The minister also said that Japanese claims of Russia's alleged occupation of the Kuril Islands are unacceptable.
“We cannot accept statements of the Japanese parliament and government that define our islands as occupied lands. That is inadmissible,” Lavrov said.
Lavrov said that Moscow’s relations with Tokyo are one of the priorities for Russia’s foreign policy. “We cooperate closely Japan in the format of the G8, the G20 and the Asia Pacific Economic Cooperation forum,” Lavrov said.
“We would like to free our relations of whatever limitations of the past and to develop cooperation on the basis of principles set up in the Russian-Japanese Action Plan,” he said.
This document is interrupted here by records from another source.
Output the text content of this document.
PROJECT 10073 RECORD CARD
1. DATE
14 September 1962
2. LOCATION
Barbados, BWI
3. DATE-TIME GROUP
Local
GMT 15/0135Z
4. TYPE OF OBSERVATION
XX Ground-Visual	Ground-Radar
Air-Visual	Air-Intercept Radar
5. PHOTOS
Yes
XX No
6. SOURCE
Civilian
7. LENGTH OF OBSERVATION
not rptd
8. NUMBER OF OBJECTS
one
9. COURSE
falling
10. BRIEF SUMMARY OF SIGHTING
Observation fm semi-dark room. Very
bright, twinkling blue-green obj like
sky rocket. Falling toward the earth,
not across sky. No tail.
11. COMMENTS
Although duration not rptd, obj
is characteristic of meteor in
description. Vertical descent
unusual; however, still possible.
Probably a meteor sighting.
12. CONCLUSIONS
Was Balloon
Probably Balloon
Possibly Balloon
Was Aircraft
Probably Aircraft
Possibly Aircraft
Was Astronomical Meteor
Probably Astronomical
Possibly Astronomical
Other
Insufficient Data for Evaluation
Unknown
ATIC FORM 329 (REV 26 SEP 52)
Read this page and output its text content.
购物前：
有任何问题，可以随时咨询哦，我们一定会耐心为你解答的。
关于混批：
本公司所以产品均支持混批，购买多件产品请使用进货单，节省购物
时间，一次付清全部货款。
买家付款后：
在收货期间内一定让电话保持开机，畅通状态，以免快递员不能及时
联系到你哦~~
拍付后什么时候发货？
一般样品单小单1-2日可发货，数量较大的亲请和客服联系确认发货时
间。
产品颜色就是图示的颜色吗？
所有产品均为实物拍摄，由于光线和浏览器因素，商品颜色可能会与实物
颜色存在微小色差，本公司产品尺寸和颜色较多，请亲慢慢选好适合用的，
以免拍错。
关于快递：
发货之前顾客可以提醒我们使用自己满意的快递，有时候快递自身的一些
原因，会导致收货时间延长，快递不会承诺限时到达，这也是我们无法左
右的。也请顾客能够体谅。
A peace treaty between Japan and Russia – the legal successor of the Soviet Union – has not been signed yet because of a dispute over the southernmost Kuril Islands – Kunashir, Shikotan, the Khabomai Rocks and Iturup. Japan cites a bilateral agreement of 1855, where the disputed territories were considered to be Japanese. Russia maintains that it took over the islands after World War II in accordance with international agreements.
In the Soviet-Japanese Joint Declaration of 1956, that reestablished diplomatic ties between the sides after the war, Moscow promised Japan two of the islands – Khabomai and Shikotan. However, that could only happen after a peace treaty between the states is signed. Tokyo has repeatedly insisted that it should regain all the islands.